Additionally, Amanpour asked him about the litany of depraved and barbaric images coming out of IDF soldiers’ social media, querying “do you feel they are losing their morality, their humanity?” and Ayalon extrapolated this sickness from the soldiers to the rest of Israeli society.

Ayalon: “Not they, we are losing. We are losing our identity as people. As Jews. And as human beings.”

Amanpour: “Did you ever think you would say that? You’re the former head of Shin Bet.”
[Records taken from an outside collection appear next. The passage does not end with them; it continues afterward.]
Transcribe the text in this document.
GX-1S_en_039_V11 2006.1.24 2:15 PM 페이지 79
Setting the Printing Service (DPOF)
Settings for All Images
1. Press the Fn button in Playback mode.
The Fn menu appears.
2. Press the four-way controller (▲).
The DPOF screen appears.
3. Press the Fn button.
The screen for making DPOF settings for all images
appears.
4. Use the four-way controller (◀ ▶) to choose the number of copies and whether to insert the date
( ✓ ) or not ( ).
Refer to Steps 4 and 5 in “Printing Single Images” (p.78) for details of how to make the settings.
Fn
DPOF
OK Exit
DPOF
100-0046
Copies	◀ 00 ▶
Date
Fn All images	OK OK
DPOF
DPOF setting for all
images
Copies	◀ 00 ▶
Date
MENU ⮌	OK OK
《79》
Ayalon: “Yes, I’ve said it many times. And I said it in the Shin Bet when we tried to sink off our code of ethics. I said ‘when you send us to war, you don’t send us to negotiate. You send us to kill.’ Now we are born with the idea of ‘you shall not kill.’ And now you tell me ‘okay you go to war, kill all the enemies.’ Now the idea that I have the right to kill, now with time it becomes [second] nature. We do not ask why. The only question that we ask when we go to war is how to kill—whether we should use a knife or a gun or a missile—but it’s become a second nature, and this is a danger in every war. We saw it during all of history, what Americans did in Iraq and Afghanistan, what we did in the past, unless we understand that every war must end, this is what we should see. We shall lose our identity as a democratic human beings and we shall create a reality of never-ending war.”

It’s impossible to overstate how shocking these quotes are from an American perspective. We have been told nonstop since October 7th that this kind of direct critique of the state of Israel is antisemitic (which again, as I detailed, is a form of antisemitism that American media has adopted as acceptable because it accomplishes their prime objective of protecting American empire at all costs). Hearing it from a literal defender of the Israeli state must shatter the cloistered worldview of cable news producers.
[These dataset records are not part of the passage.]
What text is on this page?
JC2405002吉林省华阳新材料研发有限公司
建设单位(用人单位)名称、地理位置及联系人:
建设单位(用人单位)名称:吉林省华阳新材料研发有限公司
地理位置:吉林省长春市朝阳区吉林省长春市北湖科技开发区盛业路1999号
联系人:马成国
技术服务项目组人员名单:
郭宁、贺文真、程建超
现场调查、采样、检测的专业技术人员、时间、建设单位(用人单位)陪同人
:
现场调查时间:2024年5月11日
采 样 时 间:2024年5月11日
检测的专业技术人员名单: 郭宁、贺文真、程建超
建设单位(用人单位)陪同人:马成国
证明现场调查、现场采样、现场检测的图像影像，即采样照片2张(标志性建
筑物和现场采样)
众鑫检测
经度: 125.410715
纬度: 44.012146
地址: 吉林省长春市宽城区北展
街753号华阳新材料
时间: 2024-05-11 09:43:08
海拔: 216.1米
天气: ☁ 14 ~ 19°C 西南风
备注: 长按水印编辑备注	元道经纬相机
There are many who rightfully point out that Ayalon helped carry out much of the depravity he now is critiquing, and this is a reasonable stance to take. He shouldn’t be classified as some hero for stating the obvious. Shin Bet has long tortured Palestinians and according to human rights groups, that still continues today. There are many Shin Bet practices that are actually illegal for Israeli police, as the lawyer Avigdor Feldman pointed out that “if Shin Bet detains you, you have no right to a lawyer for up to 20 days.”

But because Ayalon has overseen Israel’s barbarity, it gives him additional credibility to critique it because he has directly seen where this heads, and it’s that Israel “shall not have security as long as [Israel] shall not end the occupation…And [Israel] shall not have democracy as long as we shall not end the occupation.” CNN’s defenders of American empire can try to pin this interview on Bibi all they want in their headlines and writeup of it, but listening to the entire thing, it’s clear what Ayalon sees as the primary threat to Israel’s security.
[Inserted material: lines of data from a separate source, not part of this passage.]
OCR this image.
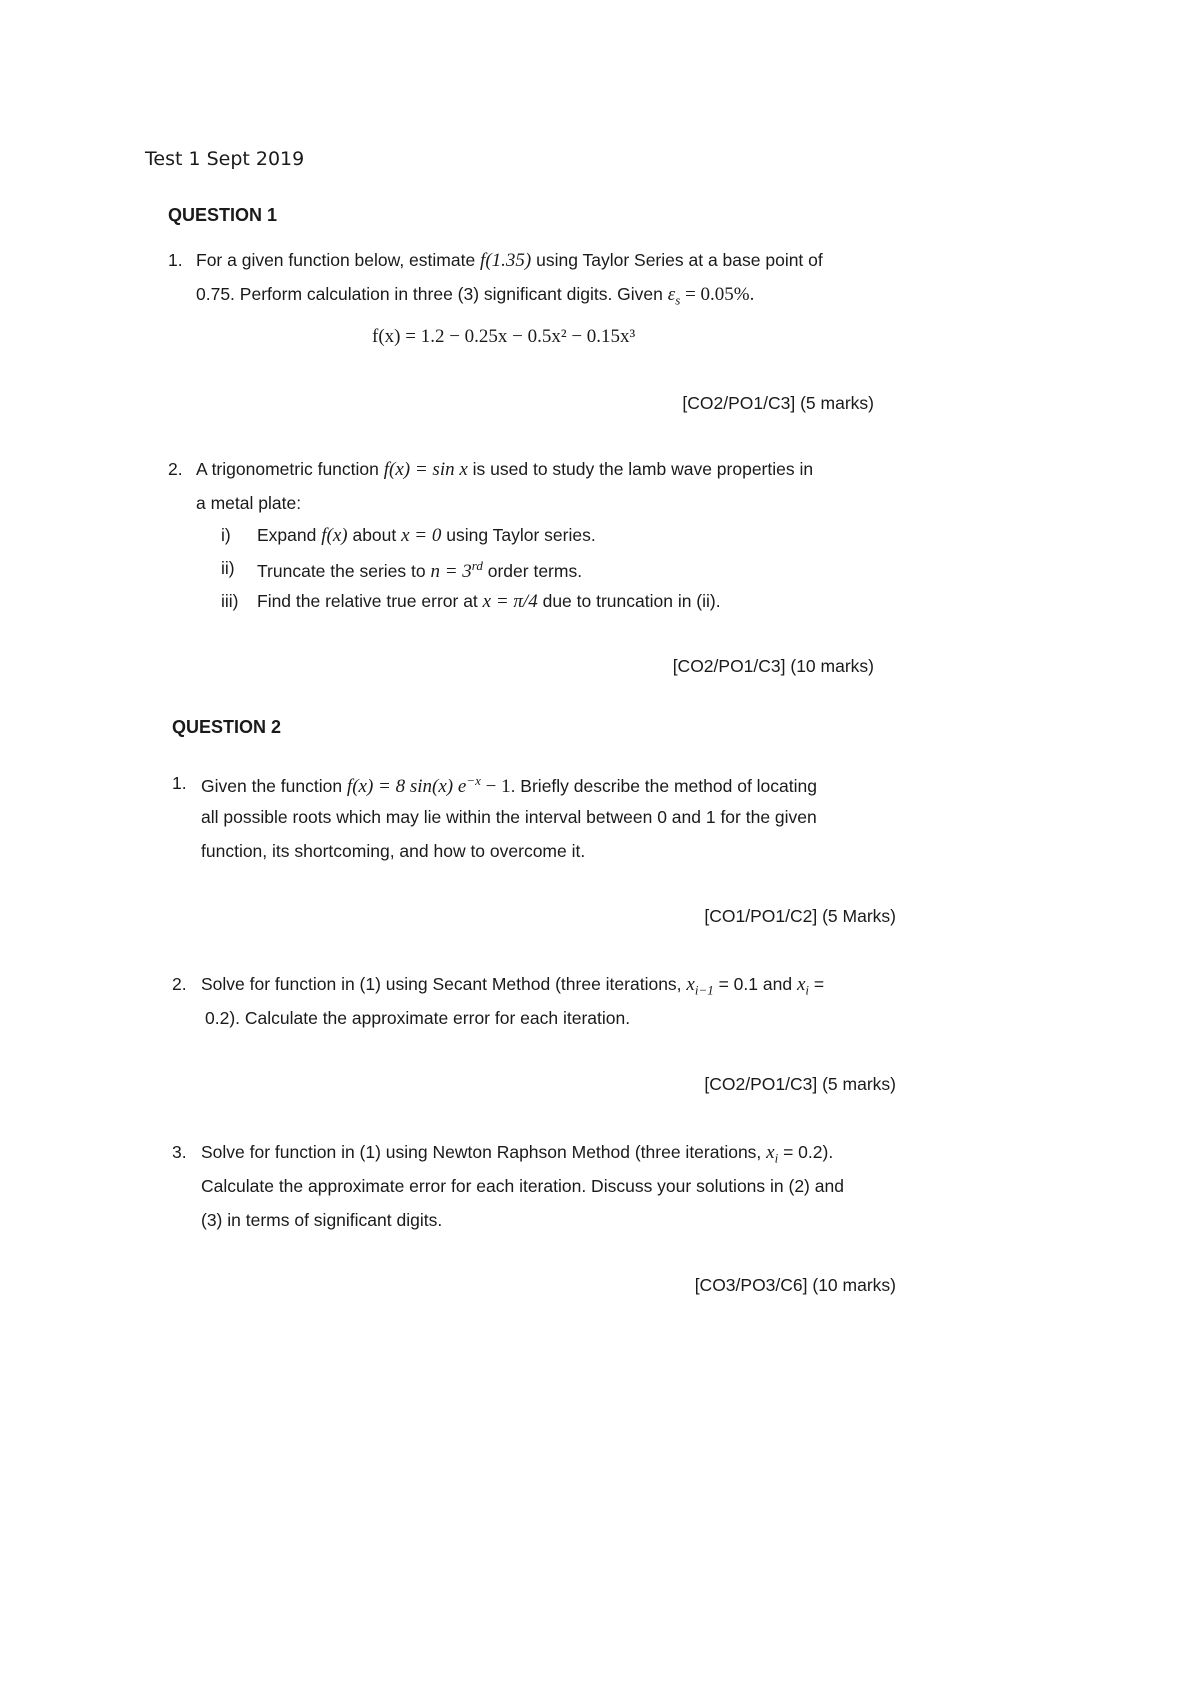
Test 1 Sept 2019
QUESTION 1
1. For a given function below, estimate f(1.35) using Taylor Series at a base point of
0.75. Perform calculation in three (3) significant digits. Given $\varepsilon_s = 0.05\%$.
f(x) = 1.2 − 0.25x − 0.5x² − 0.15x³
[CO2/PO1/C3] (5 marks)
2. A trigonometric function f(x) = sin x is used to study the lamb wave properties in
a metal plate:
i) Expand f(x) about x = 0 using Taylor series.
ii) Truncate the series to n = 3rd order terms.
iii) Find the relative true error at x = π/4 due to truncation in (ii).
[CO2/PO1/C3] (10 marks)
QUESTION 2
1. Given the function f(x) = 8 sin(x) $e^{-x} - 1$. Briefly describe the method of locating
all possible roots which may lie within the interval between 0 and 1 for the given
function, its shortcoming, and how to overcome it.
[CO1/PO1/C2] (5 Marks)
2. Solve for function in (1) using Secant Method (three iterations, $x_{i-1} = 0.1$ and $x_i$ =
0.2). Calculate the approximate error for each iteration.
[CO2/PO1/C3] (5 marks)
3. Solve for function in (1) using Newton Raphson Method (three iterations, $x_i = 0.2$).
Calculate the approximate error for each iteration. Discuss your solutions in (2) and
(3) in terms of significant digits.
[CO3/PO3/C6] (10 marks)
The occupation of Palestine is and has been the prime source of tension in the Middle East since the Nakba in 1948. Israel was created through the forced displacement of Palestinians, and it has overseen an apartheid regime where Palestinians are definitionally second-class citizens. There are no amount of bombs that Israel can launch to destroy the Palestinians’ desire for self-determination, and Ayalon understands that with each bomb Israel drops, its ability to call itself a democracy wanes.

We have now reached a point where no one outside of the protectors of American empire, Netanyahu’s inner circle, and dead-end Zionists believe that Israel is a legitimate democracy, and Israel is well on its way to becoming an international pariah state. If Israel does not drastically change its course away from an apartheid state, then as Ayalon said, the Zionist project is dead.